窓は中庭に面していて、午前中はよく日が差しこみそうだ。床は丁寧に掃き清められ、寝台の上掛けは皺ひとつなく整えられている。
「お嬢様つきの侍女には、角部屋をあてるのが慣例でね。お嬢様のお呼びがあれば、すぐに駆けつけられる」
かたじけない配慮だ。
私は荷物を寝台の脇に置き、メイド長に向きなおった。
「ご丁寧にありがとうございます」
「お礼を言われるほどのことではないわ。当然のことだもの」
窓辺に近づいたメイド長が、軽くカーテンの位置を整える。
「お嬢様つきとしての仕事が本格的に始まるのは明日からよ。今日は屋敷の中を歩いて、配置を覚えなさい。何かわからないことがあれば、すれ違った使用人に尋ねても構わないわ。ただし、皆それぞれに仕事を抱えているから、長話は無用に」
「承知しました」
「それから――」
メイド長が振り返る。
まだお小言があるのかと、私は内心でげんなりした。
だが、その目にはあったのは、これまでとは少し違う色だ。
「明後日、当家でちょっとした集まりがあるの。お嬢様にお呼ばれしている方々のもてなしね。あなたには、その日にお嬢様の補佐をお願いしたいのだけれど……いいかしら?」
「……。もちろんです」
「集まりとは言うけれど、お茶を召し上がるだけのささやかな会よ。とはいえ、招待客は皆さま家格のある方々だから、粗相のないようにね」
頼んでおいて失敗するなと言っているのだから、真に受けてはいけないだろう。これは私を試しているのだ。

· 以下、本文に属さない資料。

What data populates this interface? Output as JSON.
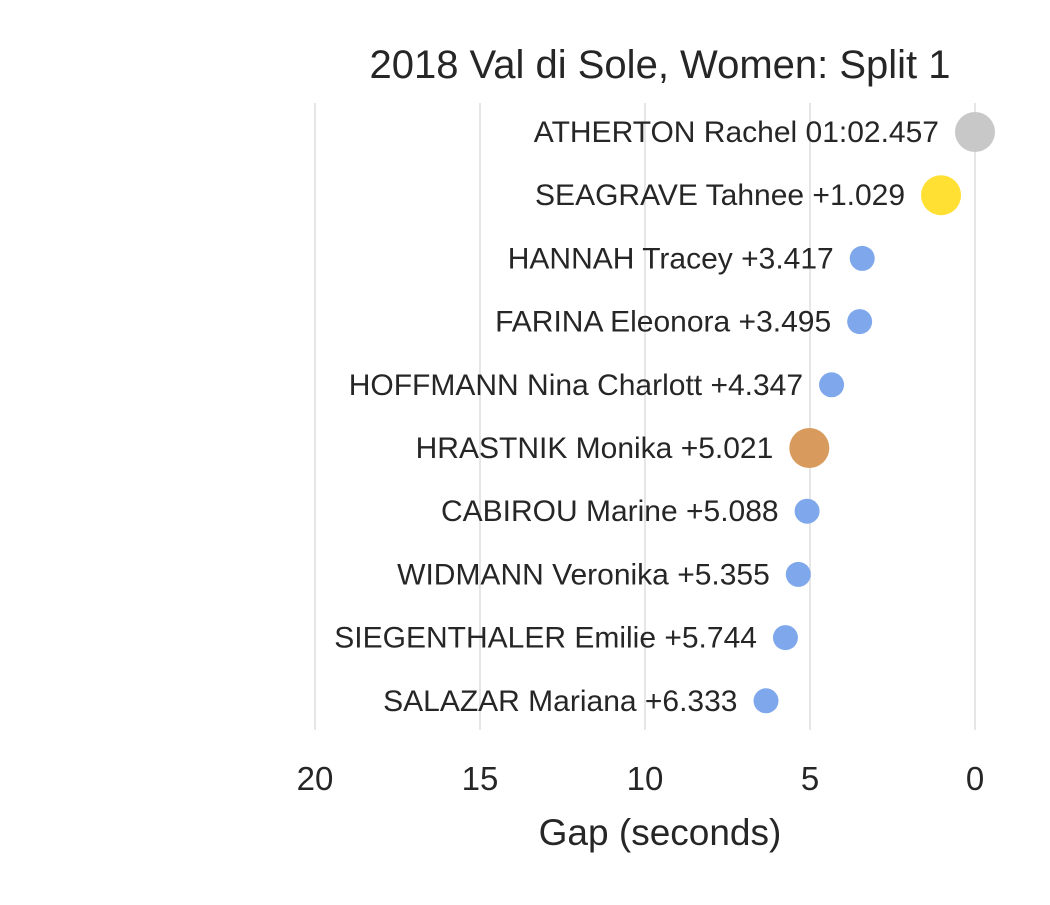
{
  "chart_data": {
    "type": "scatter",
    "title": "2018 Val di Sole, Women: Split 1",
    "xlabel": "Gap (seconds)",
    "ylabel": "",
    "xlim": [
      21,
      -1
    ],
    "x_axis_reversed": true,
    "x_ticks": [
      20,
      15,
      10,
      5,
      0
    ],
    "x_tick_labels": [
      "20",
      "15",
      "10",
      "5",
      "0"
    ],
    "grid": "vertical",
    "legend": "none",
    "points": [
      {
        "label": "ATHERTON Rachel 01:02.457",
        "gap": 0.0,
        "color": "#c8c8c8",
        "size": "large"
      },
      {
        "label": "SEAGRAVE Tahnee +1.029",
        "gap": 1.029,
        "color": "#ffe033",
        "size": "large"
      },
      {
        "label": "HANNAH Tracey +3.417",
        "gap": 3.417,
        "color": "#7fa8ec",
        "size": "small"
      },
      {
        "label": "FARINA Eleonora +3.495",
        "gap": 3.495,
        "color": "#7fa8ec",
        "size": "small"
      },
      {
        "label": "HOFFMANN Nina Charlott +4.347",
        "gap": 4.347,
        "color": "#7fa8ec",
        "size": "small"
      },
      {
        "label": "HRASTNIK Monika +5.021",
        "gap": 5.021,
        "color": "#d89a5d",
        "size": "large"
      },
      {
        "label": "CABIROU Marine +5.088",
        "gap": 5.088,
        "color": "#7fa8ec",
        "size": "small"
      },
      {
        "label": "WIDMANN Veronika +5.355",
        "gap": 5.355,
        "color": "#7fa8ec",
        "size": "small"
      },
      {
        "label": "SIEGENTHALER Emilie +5.744",
        "gap": 5.744,
        "color": "#7fa8ec",
        "size": "small"
      },
      {
        "label": "SALAZAR Mariana +6.333",
        "gap": 6.333,
        "color": "#7fa8ec",
        "size": "small"
      }
    ]
  }
}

元子爵の娘として、私に高貴な作法がどこまで身についているのか、それを知りたいのだと察した。
私は何も言わずに、頭を下げる。
部屋を出て行くメイド長の姿を、私はしばらく横目で見送った。
まもなく、扉が閉まる。
私は寝台の縁に腰をおろし、ようやくひと息ついた。
窓の外では、雨上がりの中庭が午後の光を浴びている。木々の若葉が、ぽつぽつと水滴を落としていた。
「明後日……」
元の家にいた頃は、母や乳母から作法を叩きこまれたものだ。
しかし、最後にそうした社交の場に出たのは、いったい何年前のことだろう。
目を閉じ、薄れていく記憶の中から、どうにか関係のある情報を思い出す。お茶の出し方、立ち位置、声のかけ方、給仕の順番。頭の中で一つひとつ確かめてみる。
「大丈夫かしらね」
どうにか体は覚えていそうだ。
以前に、ふざけて主人にエマ・ドミスターだった頃の私で接したことを思い起こした。あれはたしか、主人の作品が表彰されたときだっただろうか。私からも祝ってあげたくて、何かしてほしいことはないかと聞いたときの返事が、昔の私を見てみたいというものだったのだ。
もっとほかにあるだろうと呆れてしまったのだが、どうしてもと頼みこんで来る熱意に負けて、結局は披露することになった。自分の過去を強く求められたことに、悪い気はしない。好きな相手なのだから、当たり前だ。
主人との戯れが、今の私を救っているのかと思うと、なんだか不思議な気持ちにもなる。きっと、あのとき主人につきあっていなければ、作法を思い出すまでに、もっと時間がかかっていたに違いない。
もちろん、主人とのじゃれつきだけで慢心するつもりはない。
今日明日で、屋敷の使用人たちに尋ねて、エルフェルト家の流儀を確認しておこう。家ごとに細かな違いがあることも多い。それを把握しないまま当日を迎えるのは、さすがに避けたい事態だった。
「……」
机の上に視線を落とす。
私物を整理して、夫からの手紙を入れる場所も決めなければいけない。
主人は腕を怪我しているので、しばらくは私に手紙が届くことはないだろうが、向こうも読むことくらいはできるはずだ。定期的に私の近況を報告してあげたい。
窓の外で、若葉がもう一度、水滴を落とした。